On the other hand, some of the other revisions to the draft directive do lessen the burden on online platforms.

The directive now restricts the type of online platform to which the upload filter applies. In particular, the upload filter only applies to an online platform where that platform optimises and promotes for profit-making purposes the storage and access to copyright protected content uploaded by its users. In turn, the upload filter does not apply to platforms that act in a non-commercial capacity such as online encyclopaedias, nor to on-line marketplaces whose main activity is the online retail of goods. The directive also provides that the upload filter will not apply to microenterprises or small-sized enterprises, on the basis that such enterprises are unlikely to be in a financial position to invest in expensive AI software to monitor uploaded content.

This amendment to the directive does seek to address the concerns raised by many of the critics of the original draft, although it is likely that the filter will still be found to apply to many medium-sized commercial enterprises who may not be able to meet the costs associated with fulfilling the burden imposed by Article 13.

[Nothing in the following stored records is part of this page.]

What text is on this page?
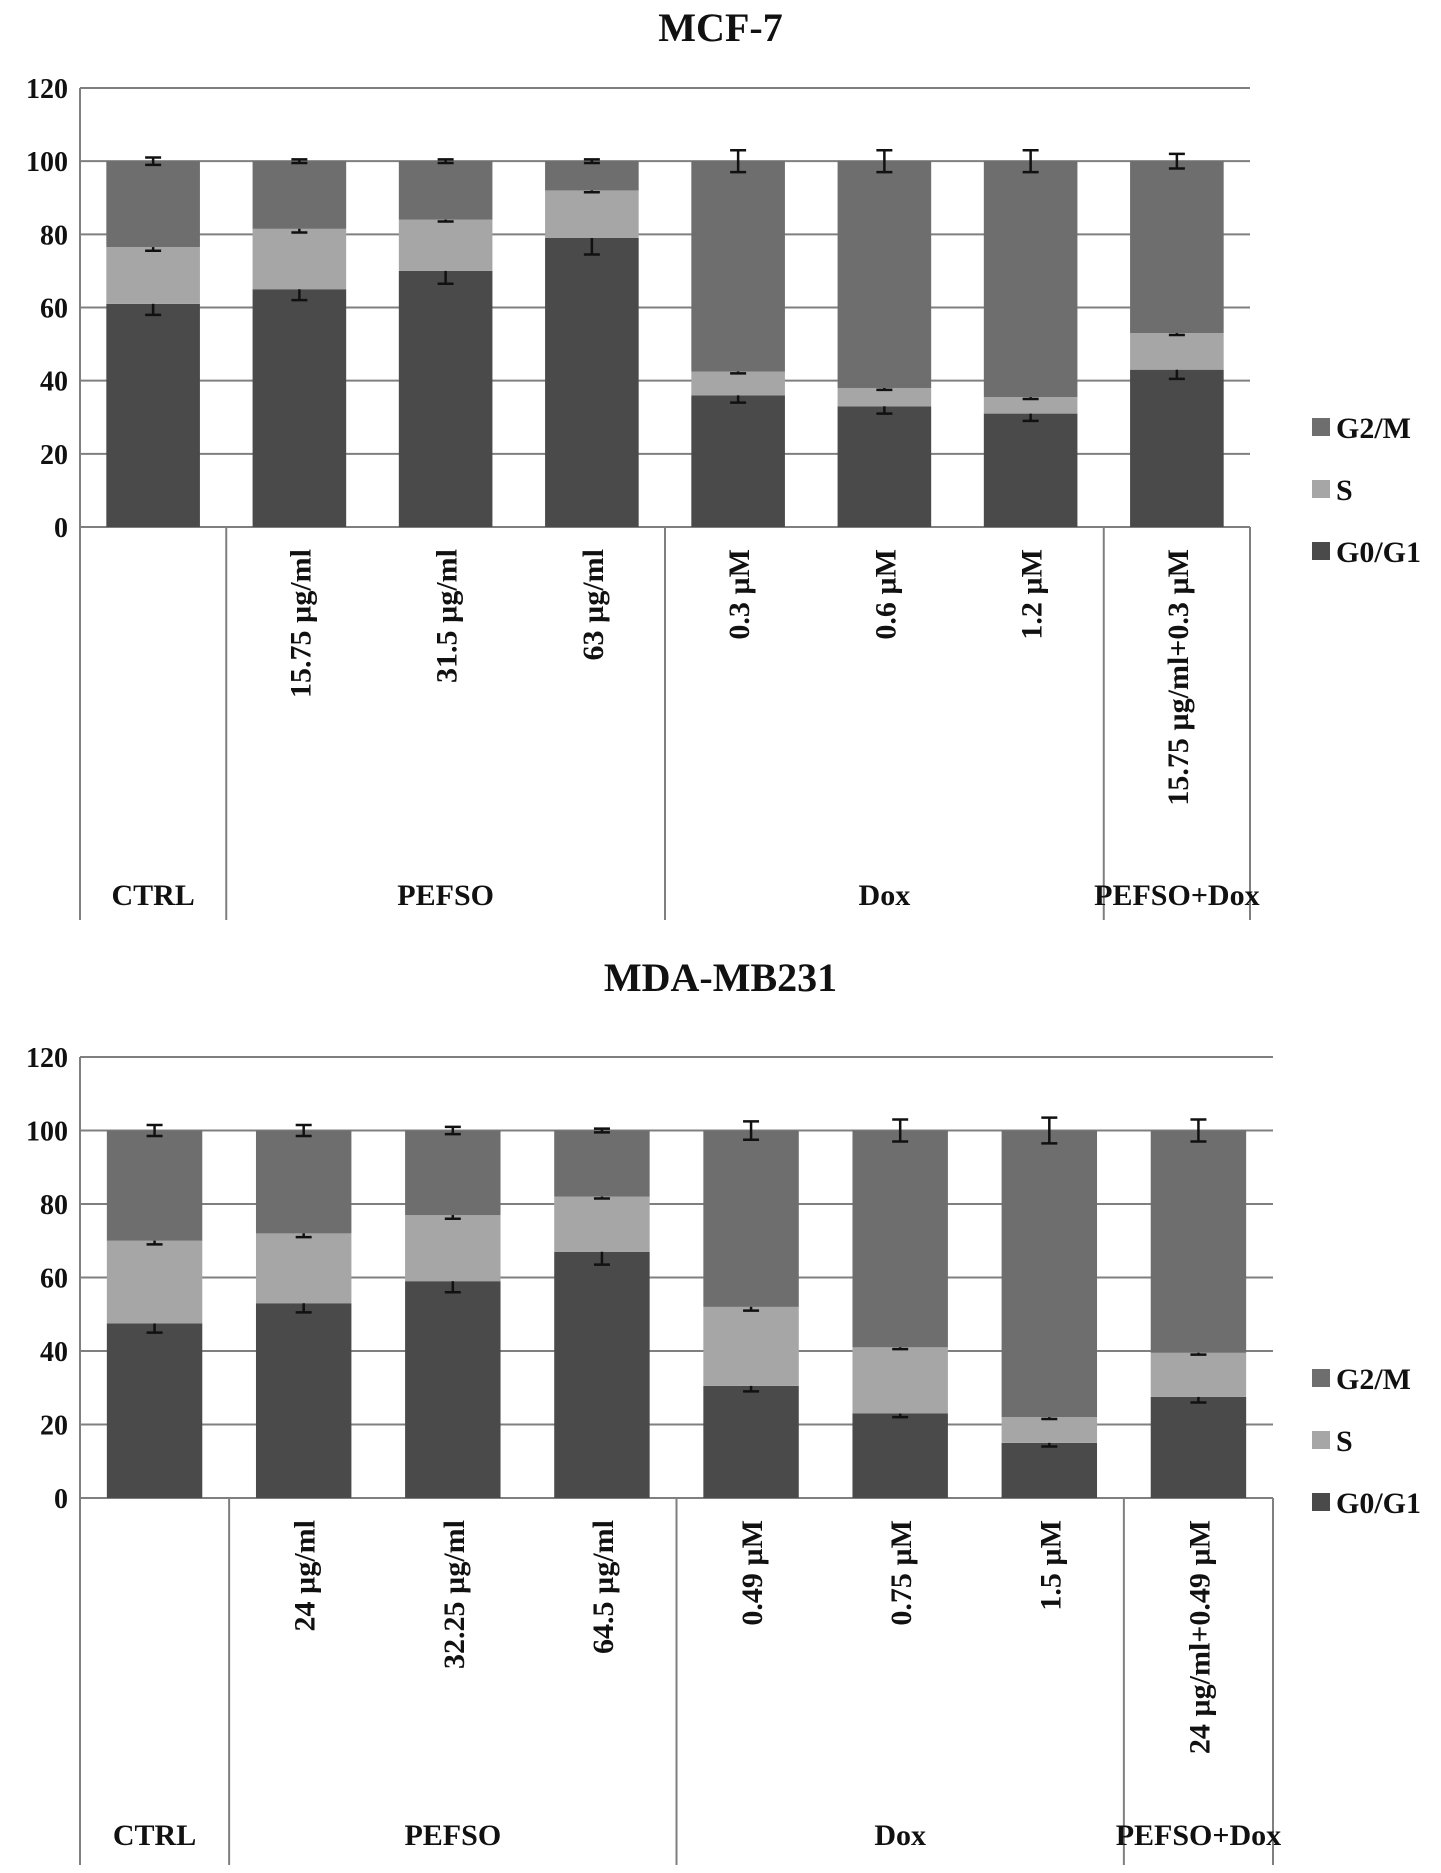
MCF-7
0
20
40
60
80
100
120
15.75 µg/ml	31.5 µg/ml	63 µg/ml	0.3 µM	0.6 µM	1.2 µM	15.75 µg/ml+0.3 µM
CTRL	PEFSO	Dox	PEFSO+Dox
G2/M
S
G0/G1
MDA-MB231
0
20
40
60
80
100
120
24 µg/ml	32.25 µg/ml	64.5 µg/ml	0.49 µM	0.75 µM	1.5 µM	24 µg/ml+0.49 µM
CTRL	PEFSO	Dox	PEFSO+Dox
G2/M
S
G0/G1
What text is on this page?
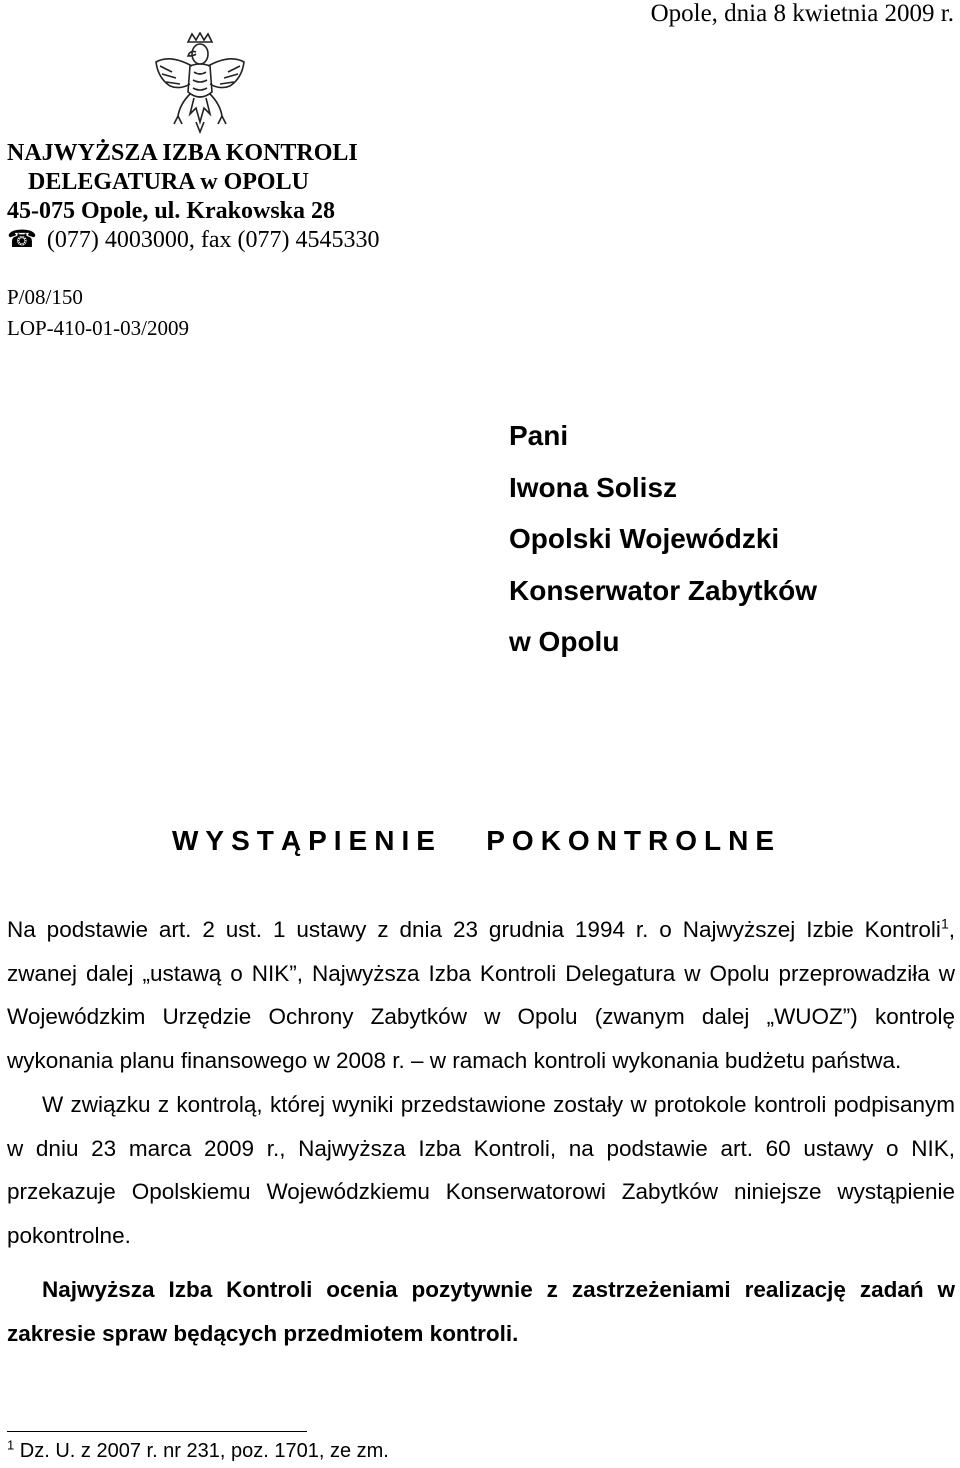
Opole, dnia 8 kwietnia 2009 r.
NAJWYŻSZA IZBA KONTROLI
DELEGATURA w OPOLU
45-075 Opole, ul. Krakowska 28
☎ (077) 4003000, fax (077) 4545330
P/08/150
LOP-410-01-03/2009
Pani
Iwona Solisz
Opolski Wojewódzki
Konserwator Zabytków
w Opolu
WYSTĄPIENIE   POKONTROLNE

Na podstawie art. 2 ust. 1 ustawy z dnia 23 grudnia 1994 r. o Najwyższej Izbie Kontroli$^1$, zwanej dalej „ustawą o NIK”, Najwyższa Izba Kontroli Delegatura w Opolu przeprowadziła w Wojewódzkim Urzędzie Ochrony Zabytków w Opolu (zwanym dalej „WUOZ”) kontrolę wykonania planu finansowego w 2008 r. – w ramach kontroli wykonania budżetu państwa.

W związku z kontrolą, której wyniki przedstawione zostały w protokole kontroli podpisanym w dniu 23 marca 2009 r., Najwyższa Izba Kontroli, na podstawie art. 60 ustawy o NIK, przekazuje Opolskiemu Wojewódzkiemu Konserwatorowi Zabytków niniejsze wystąpienie pokontrolne.

Najwyższa Izba Kontroli ocenia pozytywnie z zastrzeżeniami realizację zadań w zakresie spraw będących przedmiotem kontroli.

$^1$ Dz. U. z 2007 r. nr 231, poz. 1701, ze zm.
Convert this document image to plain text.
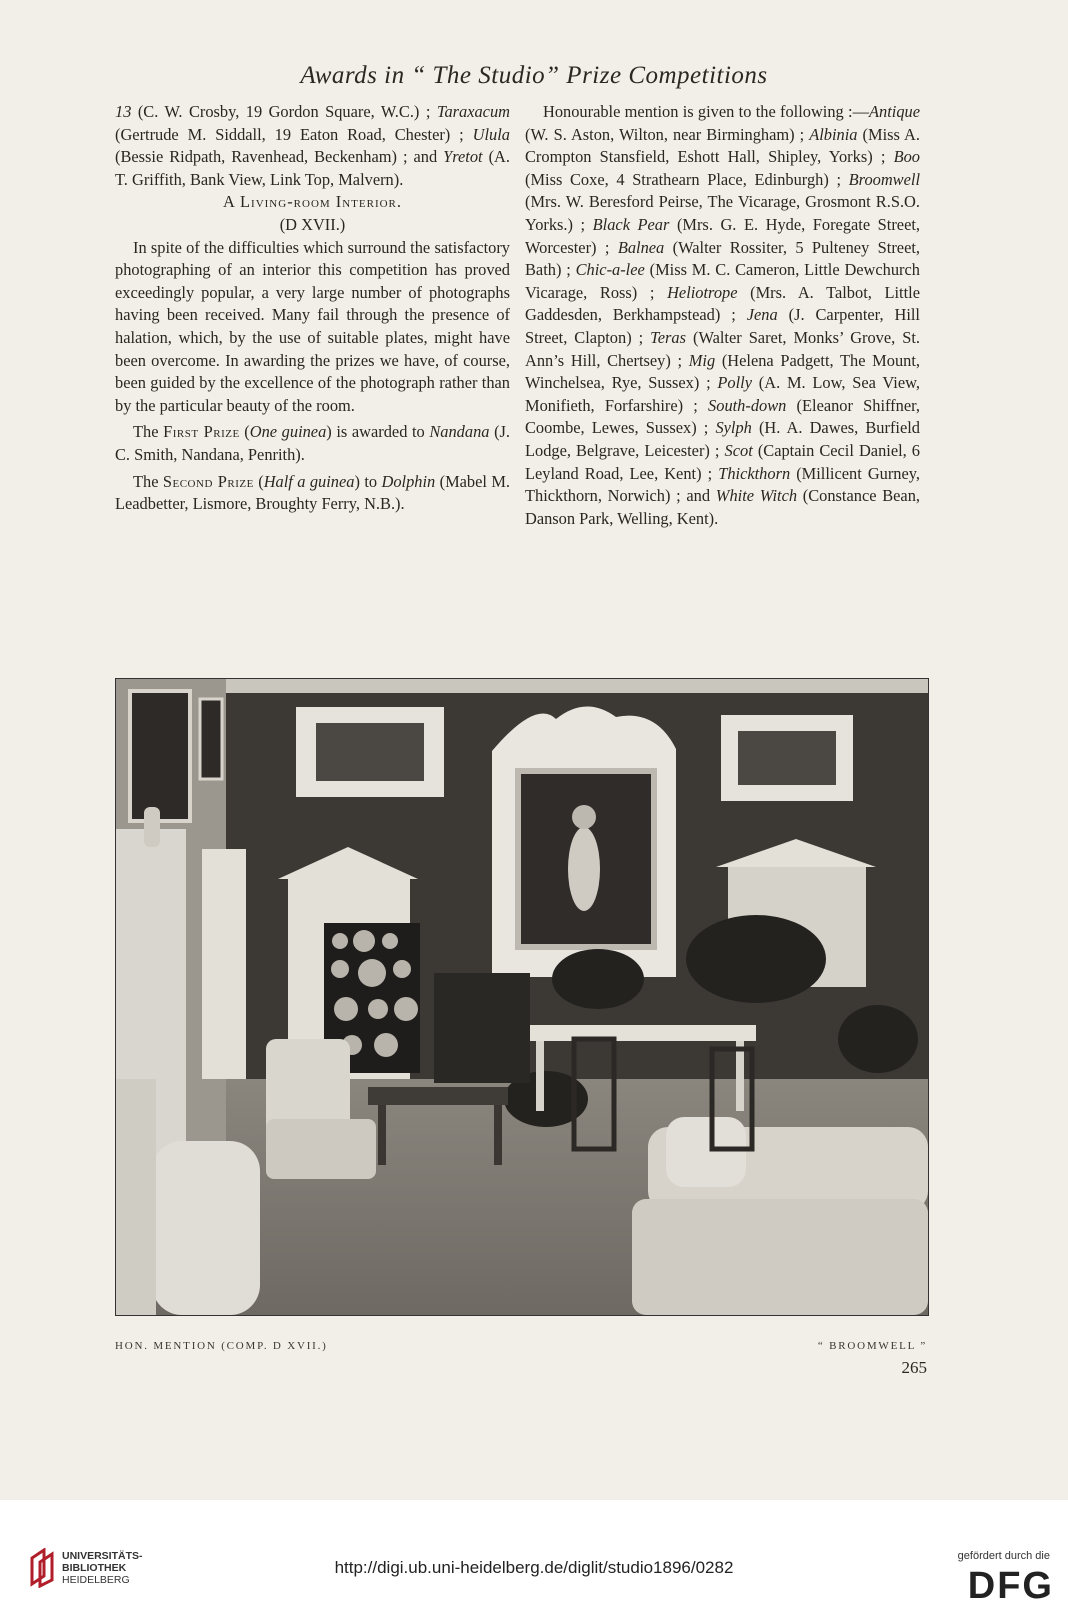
Awards in “ The Studio” Prize Competitions

13 (C. W. Crosby, 19 Gordon Square, W.C.) ; Taraxacum (Gertrude M. Siddall, 19 Eaton Road, Chester) ; Ulula (Bessie Ridpath, Ravenhead, Beckenham) ; and Yretot (A. T. Griffith, Bank View, Link Top, Malvern).

A Living-room Interior.

(D XVII.)

In spite of the difficulties which surround the satisfactory photographing of an interior this competition has proved exceedingly popular, a very large number of photographs having been received. Many fail through the presence of halation, which, by the use of suitable plates, might have been overcome. In awarding the prizes we have, of course, been guided by the excellence of the photograph rather than by the particular beauty of the room.

The First Prize (One guinea) is awarded to Nandana (J. C. Smith, Nandana, Penrith).

The Second Prize (Half a guinea) to Dolphin (Mabel M. Leadbetter, Lismore, Broughty Ferry, N.B.).

Honourable mention is given to the following :—Antique (W. S. Aston, Wilton, near Birmingham) ; Albinia (Miss A. Crompton Stansfield, Eshott Hall, Shipley, Yorks) ; Boo (Miss Coxe, 4 Strathearn Place, Edinburgh) ; Broomwell (Mrs. W. Beresford Peirse, The Vicarage, Grosmont R.S.O. Yorks.) ; Black Pear (Mrs. G. E. Hyde, Foregate Street, Worcester) ; Balnea (Walter Rossiter, 5 Pulteney Street, Bath) ; Chic-a-lee (Miss M. C. Cameron, Little Dewchurch Vicarage, Ross) ; Heliotrope (Mrs. A. Talbot, Little Gaddesden, Berkhampstead) ; Jena (J. Carpenter, Hill Street, Clapton) ; Teras (Walter Saret, Monks’ Grove, St. Ann’s Hill, Chertsey) ; Mig (Helena Padgett, The Mount, Winchelsea, Rye, Sussex) ; Polly (A. M. Low, Sea View, Monifieth, Forfarshire) ; South-down (Eleanor Shiffner, Coombe, Lewes, Sussex) ; Sylph (H. A. Dawes, Burfield Lodge, Belgrave, Leicester) ; Scot (Captain Cecil Daniel, 6 Leyland Road, Lee, Kent) ; Thickthorn (Millicent Gurney, Thickthorn, Norwich) ; and White Witch (Constance Bean, Danson Park, Welling, Kent).

HON. MENTION (COMP. D XVII.)	“ BROOMWELL ”
265
UNIVERSITÄTS-
BIBLIOTHEK
HEIDELBERG
http://digi.ub.uni-heidelberg.de/diglit/studio1896/0282
gefördert durch die
DFG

The revised directive also makes express reference to allow for non-infringing content to remain available, and for effective and expeditious complaints and redress procedures to be put in place, such that users seeking to upload content have a means of objecting to the unjustified removal of any such content. Hence, if a user seeks to upload content that is rejected by an online platform on the grounds of copyright infringement, the user should be able to contest that rejection by arguing that the content would not infringe copyright, for instance by virtue of the parody defence. Again, this amendment does address the concerns raised in respect of the original draft, although it remains to be seen how effective the complaints and redress procedures put in place by any particular online platform will be.